A study that looked at 277 cases of medical leech use reported a 78 percent success rate. “It’s a very attractive option for flap salvage,” says Ernest Azzopardi, a plastic surgery specialist at University College London in England and co-author of the study. But a lack of robust randomized control trials, the gold standard for evaluating the effectiveness of an intervention, has meant less confidence in using leech therapy.
Another downside is that patients can develop skin infections in response to such treatments due to the Aeromonas bacteria that live in leech guts and are found in their saliva. Leech breeders like Peters-Bond don’t use antibiotics. Although the drugs could clear these gut bacteria, they come back, he says. “What we do is starve the leeches so there’s no presence of blood in the gut and the bacteria is at its minimum.” In hospitals, doctors typically prescribe patients antibiotics as a preventative measure, but evidence of some Aeromonas bacteria developing resistance to commonly-used drugs is emerging, making the therapy a challenging one to use.
For years, scientists have been searching for alternatives to leeching. Early attempts date back to the 19th century when leeches were in high demand in Europe and the invertebrates were becoming scarce and thus more expensive. In 1817, Jean-Baptiste Sarlandière, a French anatomist and physiologist, for instance, developed a device called the bdellometer, which drained blood from patients.

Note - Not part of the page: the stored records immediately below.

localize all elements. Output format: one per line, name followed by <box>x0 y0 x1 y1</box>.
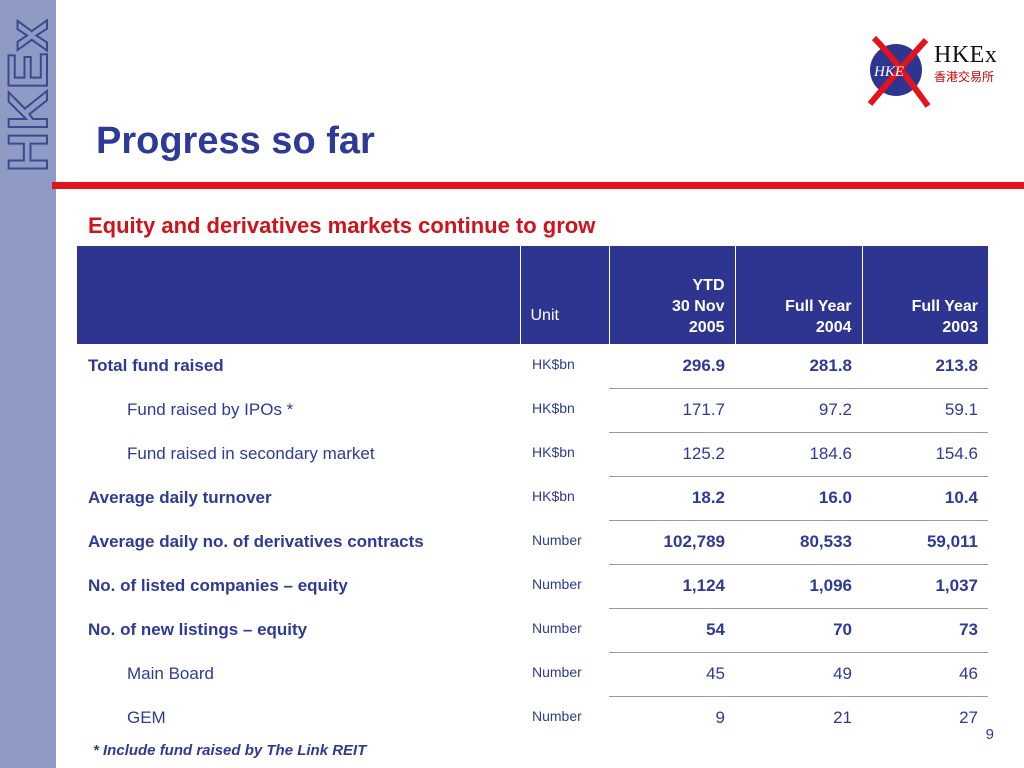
row-unit: HK$bn <box>532 400 575 416</box>
row-ytd: 45 <box>609 652 735 697</box>
row-fy2004: 16.0 <box>735 476 862 521</box>
row-ytd: 296.9 <box>609 344 735 389</box>
row-fy2004: 184.6 <box>735 432 862 477</box>
row-fy2003: 27 <box>959 708 978 728</box>
header-fy2004-line2: 2004 <box>815 319 852 336</box>
table-row: Fund raised by IPOs * HK$bn 171.7 97.2 5… <box>77 388 988 433</box>
header-fy2004: Full Year 2004 <box>735 246 863 344</box>
table-header-row: Unit YTD 30 Nov 2005 Full Year 2004 Full… <box>77 246 988 344</box>
sidebar: HKEx <box>0 0 56 768</box>
slide-title: Progress so far <box>96 120 375 162</box>
row-fy2004: 1,096 <box>735 564 862 609</box>
header-fy2003-line1: Full Year <box>911 298 978 315</box>
row-unit: Number <box>532 532 582 548</box>
footnote-marker: * <box>93 742 99 759</box>
footnote: * Include fund raised by The Link REIT <box>93 742 366 759</box>
hkex-logo: HKE HKEx 香港交易所 <box>862 35 1002 108</box>
header-unit: Unit <box>520 246 610 344</box>
table-row: Average daily turnover HK$bn 18.2 16.0 1… <box>77 476 988 521</box>
row-fy2003: 46 <box>862 652 988 697</box>
row-label: Average daily no. of derivatives contrac… <box>88 532 424 551</box>
logo-text-en: HKEx <box>934 42 998 68</box>
row-label: Fund raised by IPOs * <box>127 400 294 419</box>
row-fy2003: 10.4 <box>862 476 988 521</box>
header-ytd-line1: YTD <box>692 277 725 294</box>
row-label: GEM <box>127 708 166 727</box>
market-stats-table: Unit YTD 30 Nov 2005 Full Year 2004 Full… <box>77 246 988 740</box>
row-label: Main Board <box>127 664 214 683</box>
row-fy2004: 21 <box>833 708 852 728</box>
row-label: Average daily turnover <box>88 488 272 507</box>
row-fy2003: 73 <box>862 608 988 653</box>
row-fy2004: 97.2 <box>735 388 862 433</box>
table-row: Total fund raised HK$bn 296.9 281.8 213.… <box>77 344 988 389</box>
row-label: No. of new listings – equity <box>88 620 308 639</box>
sidebar-logo: HKEx <box>0 0 56 190</box>
row-unit: Number <box>532 664 582 680</box>
title-divider <box>52 182 1024 189</box>
header-ytd-line2: 30 Nov <box>672 298 725 315</box>
row-ytd: 18.2 <box>609 476 735 521</box>
row-fy2003: 59.1 <box>862 388 988 433</box>
row-unit: Number <box>532 708 582 724</box>
header-fy2003: Full Year 2003 <box>862 246 988 344</box>
footnote-text: Include fund raised by The Link REIT <box>103 742 367 759</box>
header-ytd-line3: 2005 <box>688 319 725 336</box>
row-unit: Number <box>532 576 582 592</box>
row-label: No. of listed companies – equity <box>88 576 348 595</box>
row-unit: Number <box>532 620 582 636</box>
header-label <box>77 246 521 344</box>
row-ytd: 102,789 <box>609 520 735 565</box>
row-ytd: 9 <box>715 708 725 728</box>
hkex-mark-text: HKE <box>873 64 904 80</box>
table-row: No. of listed companies – equity Number … <box>77 564 988 609</box>
page-number: 9 <box>985 726 994 743</box>
row-label: Total fund raised <box>88 356 224 375</box>
row-fy2003: 1,037 <box>862 564 988 609</box>
row-fy2004: 80,533 <box>735 520 862 565</box>
logo-text-zh: 香港交易所 <box>934 70 995 84</box>
row-ytd: 125.2 <box>609 432 735 477</box>
row-ytd: 1,124 <box>609 564 735 609</box>
header-fy2003-line2: 2003 <box>942 319 978 336</box>
header-fy2004-line1: Full Year <box>785 298 852 315</box>
table-row: Average daily no. of derivatives contrac… <box>77 520 988 565</box>
row-fy2003: 213.8 <box>862 344 988 389</box>
row-fy2004: 70 <box>735 608 862 653</box>
row-ytd: 171.7 <box>609 388 735 433</box>
table-row: Main Board Number 45 49 46 <box>77 652 988 697</box>
row-unit: HK$bn <box>532 356 575 372</box>
slide-subtitle: Equity and derivatives markets continue … <box>88 213 596 238</box>
table-row: GEM Number 9 21 27 <box>77 696 988 740</box>
row-fy2003: 59,011 <box>862 520 988 565</box>
table-row: No. of new listings – equity Number 54 7… <box>77 608 988 653</box>
row-unit: HK$bn <box>532 444 575 460</box>
row-fy2004: 49 <box>735 652 862 697</box>
row-ytd: 54 <box>609 608 735 653</box>
table-row: Fund raised in secondary market HK$bn 12… <box>77 432 988 477</box>
sidebar-logo-text: HKEx <box>0 17 56 172</box>
row-fy2004: 281.8 <box>735 344 862 389</box>
hkex-mark-icon: HKE <box>867 35 931 108</box>
row-unit: HK$bn <box>532 488 575 504</box>
row-fy2003: 154.6 <box>862 432 988 477</box>
row-label: Fund raised in secondary market <box>127 444 375 463</box>
header-ytd: YTD 30 Nov 2005 <box>609 246 736 344</box>
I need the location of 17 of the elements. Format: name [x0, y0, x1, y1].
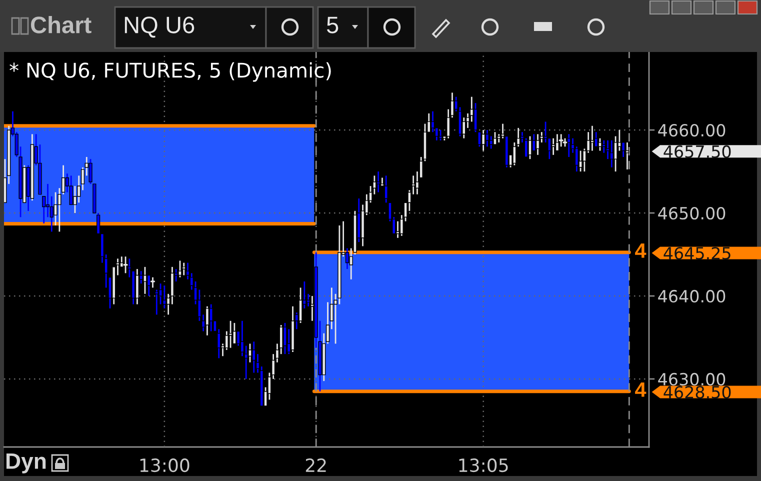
y-tick-label: 4660.00	[658, 124, 726, 137]
x-tick-label: 22	[306, 458, 326, 472]
text: Dyn	[6, 453, 46, 474]
y-tick-label: 4650.00	[658, 206, 726, 220]
series-label: 4	[635, 243, 646, 258]
text: 4657.50	[664, 145, 731, 158]
y-tick-label: 4630.00	[658, 372, 726, 386]
series-label: 4	[635, 382, 646, 397]
y-tick-label: 4640.00	[658, 290, 726, 303]
x-tick-label: 13:00	[140, 458, 190, 472]
x-tick-label: 13:05	[459, 458, 508, 472]
text: 4628.50	[664, 386, 731, 399]
chart-title: * NQ U6, FUTURES, 5 (Dynamic)	[10, 62, 331, 82]
text: Chart	[30, 16, 92, 34]
text: 5	[326, 16, 338, 34]
text: 4645.25	[664, 246, 730, 260]
text: NQ U6	[124, 16, 194, 38]
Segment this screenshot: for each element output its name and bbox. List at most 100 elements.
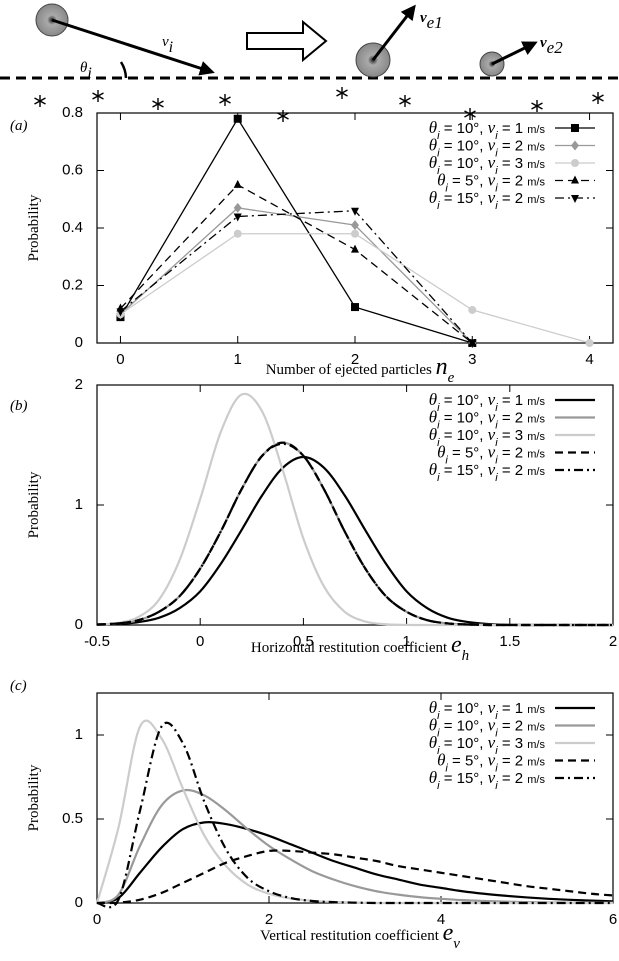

Agarwal, for instance, has been working with colleagues at the University of Utah since 2013 to develop a mechanical leech that can deliver an anticoagulant but also mimic the leeches’ suction. The prototype consists of an array of needles that puncture the skin, where a central needle would supply the anti-coagulate heparin to the blood saturated tissue and surrounding needles connected to a pump would suction blood. This thumb pad-sized device would allow doctors to control the volume and rate of blood aspirated, which isn’t possible when using real leeches. For now, the team is trying to perfect the flow of anticoagulant into the tissue where the device is attached.
Other scientists, too, have developed similar prototypes that hold promise. Some have tested their performance in animals. But in terms of a mechanical replacement that’s ready for use in humans, “we’re not quite there yet,” Azzopardi says. For now, these blood-sucking parasites continue to hold a niche but important place in modern medicine.